Namun, pola penanganan harus disesuaikan dengan kondisi masing-masing wilayah karena masyarakat setempat heterogen.

"Anda sama seperti saya, cuma lingkupnya lebih kecil. Saya berharap sekali lagi ayo kita turun, kita lihat masyarakat. Barang kali ada warga yang butuh bantuan bapak ibu sekalian. Diarahkan masyarakatnya harus berbuat apa, harus apa. Kalau kerja tulus tidak perlu takut," ujarnya.

Apalagi, kata Risma, saat ini kondisi begitu berat. Tidak hanya bagi setiap pemerintah, tetapi masyarakat juga terdampak pandemi Covid-19.

Risma mendorong para lurah mencari warga yang mengalami kesusahan, terutama mereka yang terdampak ekonominya karena pandemi Covid-19.

"Ayo ditata, dicari. Jangan sampai ada masalah misalnya ada warga kena PHK. Dia keahliannya apa itu dilaporkan, kita akan coba bantu sehingga mereka bisa bekerja lagi," ujarnya.

Risma mengaku setiap laporan camat dan lurah yang masuk dari masing-masing wilayah selalu dibaca.
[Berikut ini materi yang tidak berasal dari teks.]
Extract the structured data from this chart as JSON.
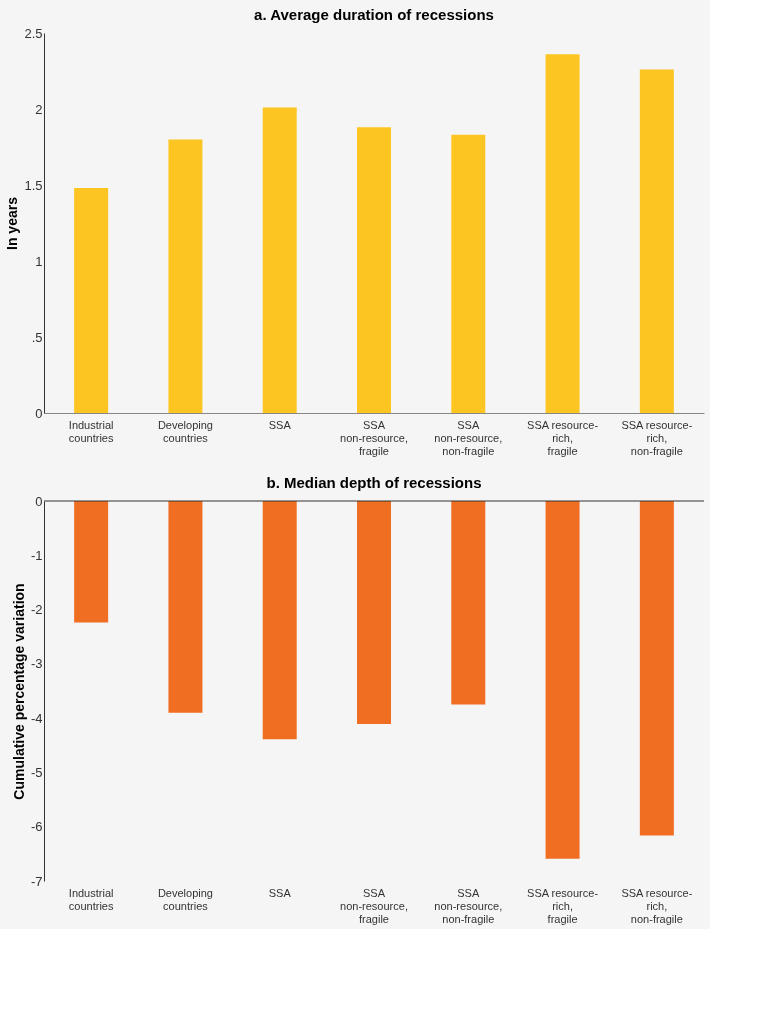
{
  "chart_data": [
    {
      "type": "bar",
      "title": "a. Average duration of recessions",
      "ylabel": "In years",
      "categories": [
        "Industrial\ncountries",
        "Developing\ncountries",
        "SSA",
        "SSA\nnon-resource,\nfragile",
        "SSA\nnon-resource,\nnon-fragile",
        "SSA resource-\nrich,\nfragile",
        "SSA resource-\nrich,\nnon-fragile"
      ],
      "values": [
        1.48,
        1.8,
        2.01,
        1.88,
        1.83,
        2.36,
        2.26
      ],
      "color": "#fdc521",
      "ylim": [
        0,
        2.5
      ],
      "yticks": [
        0,
        {
          "value": 0.5,
          "label": ".5"
        },
        1,
        1.5,
        2,
        2.5
      ],
      "grid": false
    },
    {
      "type": "bar",
      "title": "b. Median depth of recessions",
      "ylabel": "Cumulative percentage variation",
      "categories": [
        "Industrial\ncountries",
        "Developing\ncountries",
        "SSA",
        "SSA\nnon-resource,\nfragile",
        "SSA\nnon-resource,\nnon-fragile",
        "SSA resource-\nrich,\nfragile",
        "SSA resource-\nrich,\nnon-fragile"
      ],
      "values": [
        -2.24,
        -3.9,
        -4.39,
        -4.11,
        -3.75,
        -6.59,
        -6.16
      ],
      "color": "#f06e22",
      "ylim": [
        -7,
        0
      ],
      "yticks": [
        0,
        -1,
        -2,
        -3,
        -4,
        -5,
        -6,
        -7
      ],
      "grid": false
    }
  ]
}
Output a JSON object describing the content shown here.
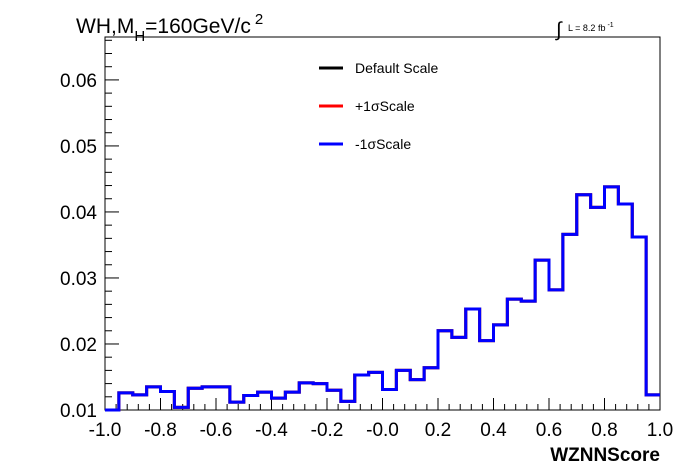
{
  "chart_data": {
    "type": "line",
    "title_main": "WH,M",
    "title_sub": "H",
    "title_rest": "=160GeV/c",
    "title_sup": "2",
    "lumi_label": "L = 8.2 fb",
    "lumi_sup": "-1",
    "xlabel": "WZNNScore",
    "ylabel": "",
    "xlim": [
      -1.0,
      1.0
    ],
    "ylim": [
      0.01,
      0.0665
    ],
    "x_ticks": [
      {
        "value": -1.0,
        "label": "-1.0"
      },
      {
        "value": -0.8,
        "label": "-0.8"
      },
      {
        "value": -0.6,
        "label": "-0.6"
      },
      {
        "value": -0.4,
        "label": "-0.4"
      },
      {
        "value": -0.2,
        "label": "-0.2"
      },
      {
        "value": 0.0,
        "label": "-0.0"
      },
      {
        "value": 0.2,
        "label": "0.2"
      },
      {
        "value": 0.4,
        "label": "0.4"
      },
      {
        "value": 0.6,
        "label": "0.6"
      },
      {
        "value": 0.8,
        "label": "0.8"
      },
      {
        "value": 1.0,
        "label": "1.0"
      }
    ],
    "y_ticks": [
      {
        "value": 0.01,
        "label": "0.01"
      },
      {
        "value": 0.02,
        "label": "0.02"
      },
      {
        "value": 0.03,
        "label": "0.03"
      },
      {
        "value": 0.04,
        "label": "0.04"
      },
      {
        "value": 0.05,
        "label": "0.05"
      },
      {
        "value": 0.06,
        "label": "0.06"
      }
    ],
    "grid": false,
    "legend_position": "top-center",
    "bin_edges": [
      -1.0,
      -0.95,
      -0.9,
      -0.85,
      -0.8,
      -0.75,
      -0.7,
      -0.65,
      -0.6,
      -0.55,
      -0.5,
      -0.45,
      -0.4,
      -0.35,
      -0.3,
      -0.25,
      -0.2,
      -0.15,
      -0.1,
      -0.05,
      0.0,
      0.05,
      0.1,
      0.15,
      0.2,
      0.25,
      0.3,
      0.35,
      0.4,
      0.45,
      0.5,
      0.55,
      0.6,
      0.65,
      0.7,
      0.75,
      0.8,
      0.85,
      0.9,
      0.95,
      1.0
    ],
    "series": [
      {
        "name": "Default Scale",
        "color": "#000000",
        "values": [
          0.01,
          0.0126,
          0.0123,
          0.0135,
          0.0128,
          0.0104,
          0.0133,
          0.0135,
          0.0135,
          0.0112,
          0.0122,
          0.0127,
          0.0118,
          0.0127,
          0.0141,
          0.014,
          0.013,
          0.0113,
          0.0153,
          0.0157,
          0.0131,
          0.016,
          0.0146,
          0.0164,
          0.022,
          0.021,
          0.0253,
          0.0205,
          0.0229,
          0.0268,
          0.0265,
          0.0327,
          0.0282,
          0.0366,
          0.0426,
          0.0407,
          0.0438,
          0.0412,
          0.0362,
          0.0123
        ]
      },
      {
        "name": "+1σScale",
        "color": "#ff0000",
        "values": [
          0.01,
          0.0126,
          0.0123,
          0.0135,
          0.0128,
          0.0104,
          0.0133,
          0.0135,
          0.0135,
          0.0112,
          0.0122,
          0.0127,
          0.0118,
          0.0127,
          0.0141,
          0.014,
          0.013,
          0.0113,
          0.0153,
          0.0157,
          0.0131,
          0.016,
          0.0146,
          0.0164,
          0.022,
          0.021,
          0.0253,
          0.0205,
          0.0229,
          0.0268,
          0.0265,
          0.0327,
          0.0282,
          0.0366,
          0.0426,
          0.0407,
          0.0438,
          0.0412,
          0.0362,
          0.0123
        ]
      },
      {
        "name": "-1σScale",
        "color": "#0000ff",
        "values": [
          0.01,
          0.0126,
          0.0123,
          0.0135,
          0.0128,
          0.0104,
          0.0133,
          0.0135,
          0.0135,
          0.0112,
          0.0122,
          0.0127,
          0.0118,
          0.0127,
          0.0141,
          0.014,
          0.013,
          0.0113,
          0.0153,
          0.0157,
          0.0131,
          0.016,
          0.0146,
          0.0164,
          0.022,
          0.021,
          0.0253,
          0.0205,
          0.0229,
          0.0268,
          0.0265,
          0.0327,
          0.0282,
          0.0366,
          0.0426,
          0.0407,
          0.0438,
          0.0412,
          0.0362,
          0.0123
        ]
      }
    ]
  }
}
Meski setiap hari begitu banyak laporan yang masuk, hal itu tak menjadi masalah bagi dia.

Bagi dia, hal yang terpenting jangan sampai ada warga yang mengalami kesulitan, namun perangkat wilayah tidak mengetahuinya. "Karena kita adalah pelayan masyarakat, kita dibayar dengan keringat rakyat. Beda ketika kita kerja di perusahaan. Karena itu semua nanti akan kita pertanggungjawabkan," ujarnya.

Risma juga berpesan kepada para lurah agar terus mengingatkan warganya untuk tetap waspada menghadapi Covid-19. Meski dalam wilayah itu tidak ditemukan kasus Covid-19, warga tetap harus mengantisipasi.

Dia juga berharap para lurah terus menggerakkan masyarakat agar tetap disiplin menjaga protokol kesehatan. Disiplin tersebut harus dijalankan, termasuk ketika beraktivitas di luar rumah, seperti ke pasar.

"Misal kalau warga mau ke pasar itu harus apa, kalau pergi kerja mereka harus apa. Ini memang tidak mudah. Tapi saya mohon kerja samanya teman-teman," ujarnya.

"Pastikan warga tidak boleh ada yang kena, jangan sampai mereka tertular. Kalau kita tidak bisa memotong ini, maka ekonomi akan sulit, jangankan ekonomi, makanan pun akan sulit untuk ke depannya," katanya.